Covering 300 major cities across the world with hourly updates
Air pollution kills more than 7 million people every year according to the WHO — more than malaria, tuberculosis and AIDS combined. Yet the data needed to monitor, analyze and act on this problem is scattered across dozens of heterogeneous sources, in incompatible formats, with very different update frequencies.
This Big Data project addresses this challenge by building an end-to-end platform that ingests data from three complementary sources, enriches it with machine learning, and exposes it in an interactive near-real-time dashboard.
Measurements from certified physical monitoring stations — the same source as IQAir and the WHO. US EPA AQI scale (0–500). Uneven coverage, data sometimes missing.
European atmospheric model (Copernicus). Never any missing data. Also provides weather variables: wind, rain, humidity, boundary layer height.
Air-pollution-attributable disease burden by country: COPD, lung cancer, lower respiratory infections, in DALYs/100k inhabitants. Contextualizes the health impact of pollution.
The strategy: WAQI is the primary source (certified data), Open-Meteo is the automatic fallback (universal coverage), and WHO enriches each record with the country's health profile. Every document carries a data_source field tracing which source was used.
s3://airquality-datalake/raw/… via LocalStackair_quality_realtimeair_quality_realtimeA Random Forest (scikit-learn, 150 trees) predicts the dominant pollution source for each city at each hour. The five classes: traffic, industry, biomass_burning, dust, mixed.
The model is trained on synthetic data based on known pollution chemistry (high NO₂ → traffic, high SO₂ → industry, high PM2.5/PM10 ratio → biomass).

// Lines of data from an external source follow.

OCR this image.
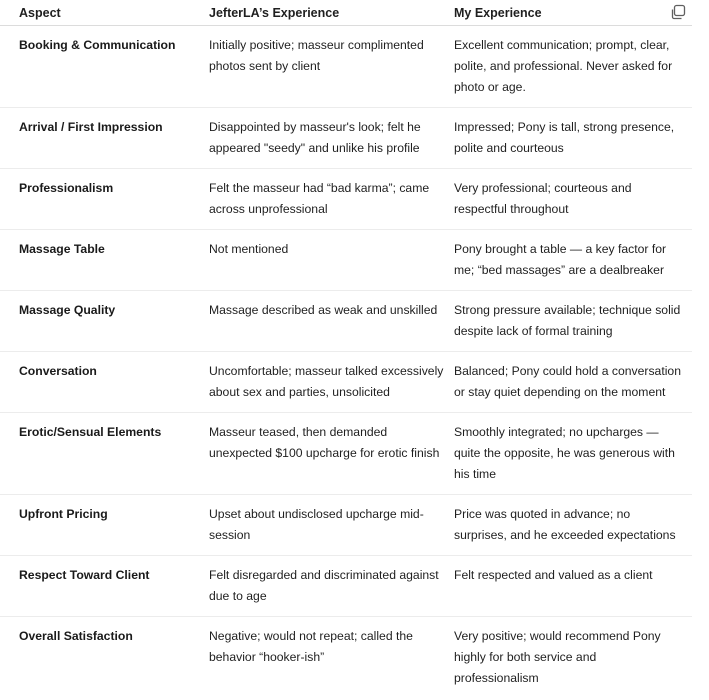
Aspect	JefterLA’s Experience	My Experience
Booking & Communication	Initially positive; masseur complimented photos sent by client	Excellent communication; prompt, clear, polite, and professional. Never asked for photo or age.
Arrival / First Impression	Disappointed by masseur's look; felt he appeared "seedy" and unlike his profile	Impressed; Pony is tall, strong presence, polite and courteous
Professionalism	Felt the masseur had “bad karma”; came across unprofessional	Very professional; courteous and respectful throughout
Massage Table	Not mentioned	Pony brought a table — a key factor for me; “bed massages” are a dealbreaker
Massage Quality	Massage described as weak and unskilled	Strong pressure available; technique solid despite lack of formal training
Conversation	Uncomfortable; masseur talked excessively about sex and parties, unsolicited	Balanced; Pony could hold a conversation or stay quiet depending on the moment
Erotic/Sensual Elements	Masseur teased, then demanded unexpected $100 upcharge for erotic finish	Smoothly integrated; no upcharges — quite the opposite, he was generous with his time
Upfront Pricing	Upset about undisclosed upcharge mid-session	Price was quoted in advance; no surprises, and he exceeded expectations
Respect Toward Client	Felt disregarded and discriminated against due to age	Felt respected and valued as a client
Overall Satisfaction	Negative; would not repeat; called the behavior “hooker-ish”	Very positive; would recommend Pony highly for both service and professionalism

The prediction confidence (source_confidence) is exposed in the dashboard.
pm_score = min(100, (PM2.5 / 12) × 20)
Current pollution level relative to the WHO guideline of 12 µg/m³.
disease_score = min(100, (total_dalys / 2500) × 100)
The country's air-pollution-attributable disease burden (WHO GHO), normalized against the worst case among our 300-city countries.
mixing_penalty = max(0, 1 − boundary_layer_height / 2000)
A low boundary layer traps pollution near the ground instead of letting it disperse.
heat_factor = 1 + max(0, (temp − 30°C) / 20) × max(0, (humidity − 60%) / 40) × 0.30
Hot, humid conditions make the same level of pollution more dangerous to breathe.
This formula combines exposure (PM2.5), population vulnerability (WHO GHO total DALYs per country), and dispersion conditions (atmospheric boundary layer height). The heat factor amplifies risk during humid heatwaves.
Concrete example: Lagos and Paris may have the same PM2.5, but Lagos scores much higher because Nigeria's total_dalys ≈ 2339/100k versus ~426 for France. The highest value across our 300-city countries (≈2461/100k) belongs to Ukraine, which is used as the normalization ceiling (2500).
Every JSON file is automatically replicated into an S3 bucket airquality-datalake hosted by LocalStack, a local emulation of AWS. Migrating to real AWS S3 requires changing a single parameter (S3_ENDPOINT). The mechanism is non-blocking: an upload failure never stalls the main pipeline.
Delhi and Lahore regularly show AQI > 300 in winter, correlated with boundary layers below 200m that trap pollution like a lid. Lagos has one of the highest risk scores despite a moderate AQI — the high prevalence of air-pollution-attributable diseases (WHO GHO) makes all the difference. Tokyo shows the opposite effect: favorable atmospheric conditions and a high boundary layer keep risk low despite extreme urban density.
The main challenge: missing WAQI data (offline stations, "-" values). Solution: graceful fallback to Open-Meteo with data_source traceability.
The WAQI × Open-Meteo join required a unit conversion: WAQI provides an aggregated AQI (0–500), Open-Meteo provides raw concentrations (µg/m³). The EPA conversion was implemented against official tables with cross-validation.
Ordered Docker startup (a dozen services with complex dependencies) is handled by Compose health checks and wait loops in start.sh.